Renner era competente. Renner era también un sabihondo; pero era un buen arreglo. Rod se conformaría con un sabihondo competente.
A cuatro gravedades nadie caminaba, nadie alzaba nada. Las respuestas de la caja negra de la bodega seguían allí mientras la
MacArthur
continuaba con las chapuzas de Sinclair. La mayoría de los miembros de la tripulación trabajaban desde sus literas, o en sillas móviles, o no trabajaban.
En otras secciones se entretenían con complicados juegos de palabras, o especulaban sobre el próximo encuentro, o contaban historias. La mitad de las pantallas de la nave mostraban lo mismo: un disco como el sol, con el Ojo de Murcheson tras él y el Saco de Carbón como telón de fondo.
Los indicadores de la cabina de Sally reflejaban consumo de oxígeno. Rod dijo palabras de potente y malévola magia en voz alta. Estuvo a punto de llamarla luego, pero lo pospuso. En vez de llamarla a ella llamó a Bury.
Bury estaba en el baño de gravedad: una película de mylar sobre líquido muy elástica. Sólo se veían su cara y sus manos por encima de la curvada superficie. Su cara parecía vieja... mostraba casi su verdadera edad.
—Capitán, decidió usted no dejarme en Brigit. Ha preferido llevar a un civil a un posible combate. ¿Puedo preguntarle por qué?
—Desde luego, señor Bury. Supuse que le sería más incómodo quedar aislado en una bola de hielo sin ningún medio de transporte garantizado. Quizás me equivoqué.
Bury sonrió... o al menos intentó hacerlo. Todos los hombres de a bordo parecían tener doble edad de la que tenían, con cuatro gravedades pesando sobre la piel de sus rostros. Bury sonrió como si levantara un peso.
—No, capitán, no se equivocó usted. Vi sus órdenes en la sala de oficiales. Sí. Vamos al encuentro de una nave espacial no humana.
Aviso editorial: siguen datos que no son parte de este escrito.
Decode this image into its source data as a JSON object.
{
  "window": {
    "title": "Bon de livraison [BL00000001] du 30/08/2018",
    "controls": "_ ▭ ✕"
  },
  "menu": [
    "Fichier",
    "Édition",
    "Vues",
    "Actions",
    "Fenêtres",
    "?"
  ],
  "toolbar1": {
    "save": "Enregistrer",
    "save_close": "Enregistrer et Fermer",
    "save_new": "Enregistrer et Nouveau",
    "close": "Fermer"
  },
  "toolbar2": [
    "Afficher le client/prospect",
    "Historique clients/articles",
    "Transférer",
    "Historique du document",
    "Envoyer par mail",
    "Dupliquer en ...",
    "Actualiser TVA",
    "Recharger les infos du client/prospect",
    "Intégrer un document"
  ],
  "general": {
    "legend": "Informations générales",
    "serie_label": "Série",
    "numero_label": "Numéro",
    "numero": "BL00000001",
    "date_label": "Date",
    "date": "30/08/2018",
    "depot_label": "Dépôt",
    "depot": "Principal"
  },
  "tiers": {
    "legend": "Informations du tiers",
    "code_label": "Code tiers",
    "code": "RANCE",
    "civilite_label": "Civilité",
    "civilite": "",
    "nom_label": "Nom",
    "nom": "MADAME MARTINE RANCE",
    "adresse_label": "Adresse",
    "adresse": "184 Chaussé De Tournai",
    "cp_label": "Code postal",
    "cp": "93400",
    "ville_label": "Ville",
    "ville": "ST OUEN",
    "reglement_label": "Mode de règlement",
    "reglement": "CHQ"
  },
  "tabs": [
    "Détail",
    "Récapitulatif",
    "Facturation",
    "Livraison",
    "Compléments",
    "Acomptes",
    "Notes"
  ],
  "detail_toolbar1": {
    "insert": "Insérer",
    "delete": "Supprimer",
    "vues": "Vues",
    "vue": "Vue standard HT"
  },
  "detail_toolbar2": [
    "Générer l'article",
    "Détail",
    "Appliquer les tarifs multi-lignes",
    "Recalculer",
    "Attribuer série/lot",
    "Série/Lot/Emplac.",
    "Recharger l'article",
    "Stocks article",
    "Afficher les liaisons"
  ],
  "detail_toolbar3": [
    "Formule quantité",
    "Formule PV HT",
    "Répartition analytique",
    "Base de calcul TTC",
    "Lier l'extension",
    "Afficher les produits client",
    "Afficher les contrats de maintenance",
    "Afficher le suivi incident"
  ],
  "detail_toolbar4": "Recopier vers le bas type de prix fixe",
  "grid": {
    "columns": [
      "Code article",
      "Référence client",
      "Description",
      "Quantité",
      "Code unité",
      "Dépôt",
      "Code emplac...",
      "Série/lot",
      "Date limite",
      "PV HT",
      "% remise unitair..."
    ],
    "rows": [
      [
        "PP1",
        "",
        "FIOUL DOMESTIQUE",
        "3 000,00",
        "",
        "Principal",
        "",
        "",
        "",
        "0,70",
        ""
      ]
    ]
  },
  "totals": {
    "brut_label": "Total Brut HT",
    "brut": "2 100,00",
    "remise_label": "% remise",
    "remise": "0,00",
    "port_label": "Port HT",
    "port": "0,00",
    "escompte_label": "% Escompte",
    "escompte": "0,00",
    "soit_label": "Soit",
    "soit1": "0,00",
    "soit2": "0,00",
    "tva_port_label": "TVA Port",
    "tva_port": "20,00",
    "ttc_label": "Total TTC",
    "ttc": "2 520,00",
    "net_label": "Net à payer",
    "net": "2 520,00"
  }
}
—Eso es lo que parece, desde luego.
—Quizás tengan cosas que intercambiar. Sobre todo si vienen de un mundo no terrestre. Ojalá. Capitán, ¿me mantendrá informado de lo que suceda?
—Probablemente no tenga tiempo —dijo Blaine, eligiendo la más cortés de las diversas respuestas que se le ocurrieron.
—Claro, por supuesto. No quería decir personalmente. Sólo quiero tener acceso a las informaciones sobre nuestro avance. A mi edad no me atrevo a moverme de esta bañera de goma mientras dure nuestro viaje. ¿Cuánto tiempo seguiremos a cuatro gravedades?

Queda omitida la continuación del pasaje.